Мы часто бываем несправедливы к этим разочарованиям, мы приписываем им лицо печальное и бледное. Они, наоборот, являются первой улыбкой истины. Вы — человек с доброй волей; вы стремитесь быть справедливым, полезным, мудрым и счастливым. Но если вы опечалены разочарованиями, то следует ли из этого, что вам жаль неправды, которой вы жили? Неужели вы предпочли бы жить в мире заблуждений и мечты, а не в мире действительности? Лучшие часы лучших намерений часто теряются в борьбе, происходящей между прекрасным сном и неизбежным законом, красоту которого они заметят лишь после того, как прекрасный сон истощил все их силы. Если любовь, например, разочаровала вас, неужели вы думаете, что для вас было бы спасительнее верить в течение всей вашей жизни, что любви нет и быть не может? Думаете ли вы, что иллюзия такого рода не извратит важнейших из ваших поступков, не затмит надолго час истины, к которой вы стремились?
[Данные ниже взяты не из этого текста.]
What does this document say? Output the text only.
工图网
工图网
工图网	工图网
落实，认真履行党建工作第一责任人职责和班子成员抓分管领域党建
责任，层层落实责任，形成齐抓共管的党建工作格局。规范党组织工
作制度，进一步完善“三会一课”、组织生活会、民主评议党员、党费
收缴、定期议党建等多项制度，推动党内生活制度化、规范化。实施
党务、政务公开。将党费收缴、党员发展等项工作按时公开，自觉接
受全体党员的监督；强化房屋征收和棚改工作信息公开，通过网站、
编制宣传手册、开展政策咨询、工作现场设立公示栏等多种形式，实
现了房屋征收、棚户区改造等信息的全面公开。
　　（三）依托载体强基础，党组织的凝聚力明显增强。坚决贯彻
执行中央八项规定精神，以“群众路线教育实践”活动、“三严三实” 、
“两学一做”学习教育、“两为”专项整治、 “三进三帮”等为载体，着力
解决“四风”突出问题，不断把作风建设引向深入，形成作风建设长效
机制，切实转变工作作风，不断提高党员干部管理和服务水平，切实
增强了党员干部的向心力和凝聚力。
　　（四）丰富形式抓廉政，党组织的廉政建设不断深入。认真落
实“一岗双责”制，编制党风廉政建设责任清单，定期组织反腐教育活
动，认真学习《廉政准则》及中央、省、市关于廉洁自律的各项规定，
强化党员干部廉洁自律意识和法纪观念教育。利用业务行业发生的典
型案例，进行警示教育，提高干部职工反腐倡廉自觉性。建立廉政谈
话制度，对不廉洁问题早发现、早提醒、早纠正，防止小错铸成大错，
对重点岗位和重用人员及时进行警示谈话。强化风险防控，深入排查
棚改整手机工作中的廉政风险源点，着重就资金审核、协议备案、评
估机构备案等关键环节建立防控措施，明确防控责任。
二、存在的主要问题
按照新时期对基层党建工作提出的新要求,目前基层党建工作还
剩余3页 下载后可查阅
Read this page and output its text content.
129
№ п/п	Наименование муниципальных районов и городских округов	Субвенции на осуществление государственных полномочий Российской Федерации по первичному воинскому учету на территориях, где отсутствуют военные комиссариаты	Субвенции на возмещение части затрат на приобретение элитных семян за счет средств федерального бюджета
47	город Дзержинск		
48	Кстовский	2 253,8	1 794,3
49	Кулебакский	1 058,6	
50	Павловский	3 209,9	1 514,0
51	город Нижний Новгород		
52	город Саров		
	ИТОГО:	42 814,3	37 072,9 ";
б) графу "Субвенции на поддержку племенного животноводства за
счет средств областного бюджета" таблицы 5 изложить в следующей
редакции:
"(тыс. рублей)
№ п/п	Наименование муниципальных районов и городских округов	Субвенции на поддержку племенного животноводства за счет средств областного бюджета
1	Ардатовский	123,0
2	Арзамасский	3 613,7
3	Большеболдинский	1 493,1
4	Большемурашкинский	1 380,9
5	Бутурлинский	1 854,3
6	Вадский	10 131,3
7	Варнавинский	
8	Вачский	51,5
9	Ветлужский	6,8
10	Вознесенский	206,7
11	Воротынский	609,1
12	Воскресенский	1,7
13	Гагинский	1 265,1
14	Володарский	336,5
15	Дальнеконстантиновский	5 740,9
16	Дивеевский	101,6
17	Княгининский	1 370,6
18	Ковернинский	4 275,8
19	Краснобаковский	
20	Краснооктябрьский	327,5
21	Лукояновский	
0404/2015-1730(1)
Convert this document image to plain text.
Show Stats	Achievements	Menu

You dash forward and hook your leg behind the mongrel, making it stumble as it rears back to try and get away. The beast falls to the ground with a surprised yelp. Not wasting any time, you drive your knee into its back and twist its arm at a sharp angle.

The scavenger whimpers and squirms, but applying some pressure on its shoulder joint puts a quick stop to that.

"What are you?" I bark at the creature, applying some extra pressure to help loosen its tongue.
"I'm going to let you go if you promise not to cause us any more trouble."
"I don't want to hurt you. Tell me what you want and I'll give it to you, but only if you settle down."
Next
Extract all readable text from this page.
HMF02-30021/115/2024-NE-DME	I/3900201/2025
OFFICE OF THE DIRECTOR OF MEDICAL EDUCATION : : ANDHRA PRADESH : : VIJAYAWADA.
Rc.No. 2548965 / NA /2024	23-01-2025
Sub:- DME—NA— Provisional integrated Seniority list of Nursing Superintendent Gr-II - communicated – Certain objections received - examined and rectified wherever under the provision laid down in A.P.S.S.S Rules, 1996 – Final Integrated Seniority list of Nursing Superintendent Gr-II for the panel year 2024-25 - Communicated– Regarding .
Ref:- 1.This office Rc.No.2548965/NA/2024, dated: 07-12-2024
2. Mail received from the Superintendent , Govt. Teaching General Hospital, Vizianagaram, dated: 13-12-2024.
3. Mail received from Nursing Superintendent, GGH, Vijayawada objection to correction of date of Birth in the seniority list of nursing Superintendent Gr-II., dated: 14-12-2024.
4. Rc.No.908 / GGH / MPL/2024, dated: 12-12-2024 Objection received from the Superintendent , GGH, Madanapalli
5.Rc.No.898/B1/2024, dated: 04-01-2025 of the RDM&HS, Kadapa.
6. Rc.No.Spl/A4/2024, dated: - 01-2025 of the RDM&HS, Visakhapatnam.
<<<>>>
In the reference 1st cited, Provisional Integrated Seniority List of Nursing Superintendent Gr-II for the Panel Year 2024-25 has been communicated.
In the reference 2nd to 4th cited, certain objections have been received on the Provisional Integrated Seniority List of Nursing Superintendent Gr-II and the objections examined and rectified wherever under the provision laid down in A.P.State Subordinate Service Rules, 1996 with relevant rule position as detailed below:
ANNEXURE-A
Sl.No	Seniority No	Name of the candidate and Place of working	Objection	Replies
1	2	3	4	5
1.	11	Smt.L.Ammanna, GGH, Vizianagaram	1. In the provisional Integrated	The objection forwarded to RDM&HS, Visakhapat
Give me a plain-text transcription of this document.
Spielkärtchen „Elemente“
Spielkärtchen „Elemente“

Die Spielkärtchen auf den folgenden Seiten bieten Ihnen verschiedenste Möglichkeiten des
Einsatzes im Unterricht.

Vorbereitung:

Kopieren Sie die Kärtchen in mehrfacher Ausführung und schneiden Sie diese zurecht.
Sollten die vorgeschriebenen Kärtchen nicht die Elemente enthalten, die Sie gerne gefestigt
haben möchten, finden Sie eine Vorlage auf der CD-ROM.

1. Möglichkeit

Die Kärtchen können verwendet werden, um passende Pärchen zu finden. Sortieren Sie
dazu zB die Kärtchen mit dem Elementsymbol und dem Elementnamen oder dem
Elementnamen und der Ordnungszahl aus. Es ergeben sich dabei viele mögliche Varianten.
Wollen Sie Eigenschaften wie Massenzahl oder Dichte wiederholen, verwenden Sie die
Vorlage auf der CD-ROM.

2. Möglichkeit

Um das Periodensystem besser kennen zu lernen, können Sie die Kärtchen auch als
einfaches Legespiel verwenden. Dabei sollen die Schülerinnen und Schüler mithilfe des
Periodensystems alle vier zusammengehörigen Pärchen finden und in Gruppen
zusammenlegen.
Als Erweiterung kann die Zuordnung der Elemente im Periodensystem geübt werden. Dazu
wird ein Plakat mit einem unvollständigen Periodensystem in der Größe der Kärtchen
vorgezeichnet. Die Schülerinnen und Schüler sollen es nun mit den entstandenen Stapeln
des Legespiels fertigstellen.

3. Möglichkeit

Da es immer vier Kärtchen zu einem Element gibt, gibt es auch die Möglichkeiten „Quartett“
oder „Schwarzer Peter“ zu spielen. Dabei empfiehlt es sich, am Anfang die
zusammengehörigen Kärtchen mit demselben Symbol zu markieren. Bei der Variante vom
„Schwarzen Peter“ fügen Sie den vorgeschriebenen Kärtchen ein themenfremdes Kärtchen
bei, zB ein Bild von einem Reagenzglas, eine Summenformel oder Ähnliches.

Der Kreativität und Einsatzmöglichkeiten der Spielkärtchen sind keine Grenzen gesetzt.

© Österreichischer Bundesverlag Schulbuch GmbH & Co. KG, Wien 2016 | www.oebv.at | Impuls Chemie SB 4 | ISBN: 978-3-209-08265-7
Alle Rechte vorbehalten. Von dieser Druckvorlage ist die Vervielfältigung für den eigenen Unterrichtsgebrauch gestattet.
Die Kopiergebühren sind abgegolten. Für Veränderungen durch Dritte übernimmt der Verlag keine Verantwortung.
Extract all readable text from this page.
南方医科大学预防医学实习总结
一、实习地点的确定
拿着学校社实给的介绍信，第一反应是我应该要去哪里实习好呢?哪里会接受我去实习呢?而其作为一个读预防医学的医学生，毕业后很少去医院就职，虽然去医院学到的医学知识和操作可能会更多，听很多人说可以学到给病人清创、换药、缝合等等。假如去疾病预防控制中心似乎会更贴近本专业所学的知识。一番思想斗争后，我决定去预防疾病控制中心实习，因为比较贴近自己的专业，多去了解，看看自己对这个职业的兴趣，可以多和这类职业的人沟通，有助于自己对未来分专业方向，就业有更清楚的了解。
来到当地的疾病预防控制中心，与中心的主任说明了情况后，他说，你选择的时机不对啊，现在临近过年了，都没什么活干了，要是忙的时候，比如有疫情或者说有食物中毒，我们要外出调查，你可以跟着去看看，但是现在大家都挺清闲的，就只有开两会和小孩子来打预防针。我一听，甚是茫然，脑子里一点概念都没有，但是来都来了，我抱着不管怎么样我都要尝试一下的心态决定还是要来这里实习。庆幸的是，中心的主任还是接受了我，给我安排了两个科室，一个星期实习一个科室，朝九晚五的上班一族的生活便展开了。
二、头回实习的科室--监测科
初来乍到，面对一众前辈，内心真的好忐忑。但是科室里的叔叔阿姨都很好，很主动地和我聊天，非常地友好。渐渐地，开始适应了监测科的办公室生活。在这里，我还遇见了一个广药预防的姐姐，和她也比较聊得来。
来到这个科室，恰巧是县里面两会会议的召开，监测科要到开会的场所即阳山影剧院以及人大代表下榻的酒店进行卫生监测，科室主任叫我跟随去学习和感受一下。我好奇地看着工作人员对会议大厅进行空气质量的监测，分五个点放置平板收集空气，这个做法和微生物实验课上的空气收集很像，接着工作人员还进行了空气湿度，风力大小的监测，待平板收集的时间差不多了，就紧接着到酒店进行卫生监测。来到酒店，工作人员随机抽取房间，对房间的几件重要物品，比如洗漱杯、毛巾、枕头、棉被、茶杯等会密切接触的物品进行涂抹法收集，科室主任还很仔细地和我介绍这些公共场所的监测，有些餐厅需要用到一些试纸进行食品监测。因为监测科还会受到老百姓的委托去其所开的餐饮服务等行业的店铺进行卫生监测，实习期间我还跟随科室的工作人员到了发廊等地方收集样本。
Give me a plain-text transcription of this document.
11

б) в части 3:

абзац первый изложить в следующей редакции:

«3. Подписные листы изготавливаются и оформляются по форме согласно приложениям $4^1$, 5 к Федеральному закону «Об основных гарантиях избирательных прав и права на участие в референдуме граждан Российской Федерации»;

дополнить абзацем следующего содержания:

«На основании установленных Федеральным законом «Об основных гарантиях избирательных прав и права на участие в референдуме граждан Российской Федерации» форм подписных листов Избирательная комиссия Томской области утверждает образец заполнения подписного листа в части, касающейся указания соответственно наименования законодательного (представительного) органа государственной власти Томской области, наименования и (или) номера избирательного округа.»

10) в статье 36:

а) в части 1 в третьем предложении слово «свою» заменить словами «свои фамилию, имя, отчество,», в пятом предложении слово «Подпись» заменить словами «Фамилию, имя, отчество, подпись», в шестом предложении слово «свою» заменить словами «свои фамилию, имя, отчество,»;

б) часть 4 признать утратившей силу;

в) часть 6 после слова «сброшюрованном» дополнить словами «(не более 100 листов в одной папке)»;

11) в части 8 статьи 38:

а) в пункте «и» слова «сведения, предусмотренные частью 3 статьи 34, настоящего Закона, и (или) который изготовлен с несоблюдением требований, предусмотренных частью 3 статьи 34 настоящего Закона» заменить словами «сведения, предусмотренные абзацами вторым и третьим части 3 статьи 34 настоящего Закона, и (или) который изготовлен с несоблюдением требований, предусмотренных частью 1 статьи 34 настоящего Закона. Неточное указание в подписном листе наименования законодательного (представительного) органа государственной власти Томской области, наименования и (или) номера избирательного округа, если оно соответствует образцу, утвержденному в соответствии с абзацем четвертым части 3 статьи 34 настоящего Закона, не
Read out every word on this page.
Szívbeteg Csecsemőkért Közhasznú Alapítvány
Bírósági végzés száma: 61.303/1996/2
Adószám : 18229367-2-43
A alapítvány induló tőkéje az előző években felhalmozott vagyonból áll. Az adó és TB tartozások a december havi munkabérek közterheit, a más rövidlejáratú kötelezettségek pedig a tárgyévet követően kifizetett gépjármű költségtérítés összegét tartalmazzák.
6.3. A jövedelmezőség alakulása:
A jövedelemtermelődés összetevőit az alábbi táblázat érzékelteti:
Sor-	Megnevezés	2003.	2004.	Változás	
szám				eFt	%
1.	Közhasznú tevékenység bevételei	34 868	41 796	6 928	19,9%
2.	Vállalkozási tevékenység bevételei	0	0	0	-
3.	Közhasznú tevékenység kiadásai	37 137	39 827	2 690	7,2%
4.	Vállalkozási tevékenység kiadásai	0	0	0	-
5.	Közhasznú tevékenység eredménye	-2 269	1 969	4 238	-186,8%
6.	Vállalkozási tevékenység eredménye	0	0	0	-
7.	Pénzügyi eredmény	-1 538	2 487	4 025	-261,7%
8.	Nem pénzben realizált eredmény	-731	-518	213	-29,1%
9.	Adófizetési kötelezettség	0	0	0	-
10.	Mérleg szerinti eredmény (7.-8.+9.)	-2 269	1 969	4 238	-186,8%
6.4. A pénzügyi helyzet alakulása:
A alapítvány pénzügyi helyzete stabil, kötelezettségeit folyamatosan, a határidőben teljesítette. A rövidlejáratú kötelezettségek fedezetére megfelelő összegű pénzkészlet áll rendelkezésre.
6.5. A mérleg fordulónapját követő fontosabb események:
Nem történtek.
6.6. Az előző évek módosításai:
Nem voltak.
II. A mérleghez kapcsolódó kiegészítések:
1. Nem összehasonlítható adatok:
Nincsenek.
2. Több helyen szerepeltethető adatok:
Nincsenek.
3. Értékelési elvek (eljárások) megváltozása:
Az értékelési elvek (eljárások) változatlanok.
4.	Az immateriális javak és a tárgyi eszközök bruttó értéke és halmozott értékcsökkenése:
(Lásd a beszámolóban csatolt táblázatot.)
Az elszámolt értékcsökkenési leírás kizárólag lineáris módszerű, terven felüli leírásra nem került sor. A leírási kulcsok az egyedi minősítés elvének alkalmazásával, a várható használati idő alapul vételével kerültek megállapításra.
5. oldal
Если же вы надеетесь совершить великие дела и если разочарование указало вам ваше место среди явлений второго порядка, то разве справедливо до конца дней проклинать вестника истины? И разве в итоге сама ваша иллюзия не искала бы истины, будь она искренней? Постараемся сделать из наших разочарований толпу таинственных и верных друзей, неподкупных советников. Если же одно из них, более жестокое, чем другие, нас на время сбивает с ног, не будем говорить, рыдая: «Чего-то не хватало нашим мечтам, так как они не были одобрены жизнью».